Let $(V,\omega)$ be a presymplectic vector space and let $$\text{Rad}(\omega)=\{v\in V\colon\omega(v,v')=0\,\,\forall v'\in V\}.$$

Let $(W,\omega|_W)$ be a maximal symplectic subspace, i.e. $W$ is not contained in a bigger symplectic quotiënt. Then I want to show that the space $$ W^\omega:=\{v\in V\colon\omega(v,w)=0\,\,\forall w\in W\}=\text{Rad}(\omega). $$ For sure, we have that $\text{Rad}(\omega)\subset W^\omega$. For the other inclusion, I think I need to exploit the maximality of $W$. Suppose the other inclusion is false, i.e. there exists a $v\in W^\omega$ such that $v\notin\text{Rad}(\omega)$, so there exists $v'\in V\setminus W$ such that $\omega(v,v')\neq 0$. But this means that the space $\text{Span}(W\cup v')$ is symplectic. Since $W$ is already maximal, we have that $v'\in W$, so we arrive at a contradiction.
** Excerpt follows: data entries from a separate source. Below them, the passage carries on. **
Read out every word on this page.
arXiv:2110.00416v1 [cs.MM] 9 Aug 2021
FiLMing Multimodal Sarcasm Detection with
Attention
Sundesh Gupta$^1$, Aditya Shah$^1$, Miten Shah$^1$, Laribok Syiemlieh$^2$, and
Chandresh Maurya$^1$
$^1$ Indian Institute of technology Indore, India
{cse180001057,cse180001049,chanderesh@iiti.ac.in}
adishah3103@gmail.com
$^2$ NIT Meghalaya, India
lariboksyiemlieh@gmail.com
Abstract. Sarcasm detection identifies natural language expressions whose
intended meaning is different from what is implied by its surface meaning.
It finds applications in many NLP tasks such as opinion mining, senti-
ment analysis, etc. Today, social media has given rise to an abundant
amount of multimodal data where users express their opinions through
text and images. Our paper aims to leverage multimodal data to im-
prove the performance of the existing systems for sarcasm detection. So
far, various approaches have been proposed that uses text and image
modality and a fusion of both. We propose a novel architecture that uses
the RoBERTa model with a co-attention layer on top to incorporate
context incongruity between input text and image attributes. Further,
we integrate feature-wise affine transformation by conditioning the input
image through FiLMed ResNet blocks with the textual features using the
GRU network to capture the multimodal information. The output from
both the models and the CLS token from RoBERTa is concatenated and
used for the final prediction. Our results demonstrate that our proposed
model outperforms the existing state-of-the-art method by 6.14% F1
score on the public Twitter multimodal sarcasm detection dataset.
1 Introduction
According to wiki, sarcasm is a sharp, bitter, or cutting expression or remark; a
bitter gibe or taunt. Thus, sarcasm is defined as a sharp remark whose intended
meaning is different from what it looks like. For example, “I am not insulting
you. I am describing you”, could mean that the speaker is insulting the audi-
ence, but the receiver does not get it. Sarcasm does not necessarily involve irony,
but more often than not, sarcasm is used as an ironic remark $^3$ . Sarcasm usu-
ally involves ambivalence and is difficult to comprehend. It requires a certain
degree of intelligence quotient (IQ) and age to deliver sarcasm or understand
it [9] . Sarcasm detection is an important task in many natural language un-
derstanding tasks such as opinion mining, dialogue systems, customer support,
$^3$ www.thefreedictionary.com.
Is this correct?

Answer 1

Assume $u\in W^\omega\setminus {\rm rad}(\omega)$. Then

• as $\omega|_W$ is nondegenerate, $u\notin W$.
• there is a $v\in V$ such that $\omega(u,v)\ne 0$. Now this can't be of the form $\lambda u+w$ with $w\in W$ as $\omega(u,\, \lambda u+w)=0$.

It means we could extend $W$ by these two vectors $u,v$. We have to check that this extension is indeed symplectic, and then it contradicts maximality of $W$.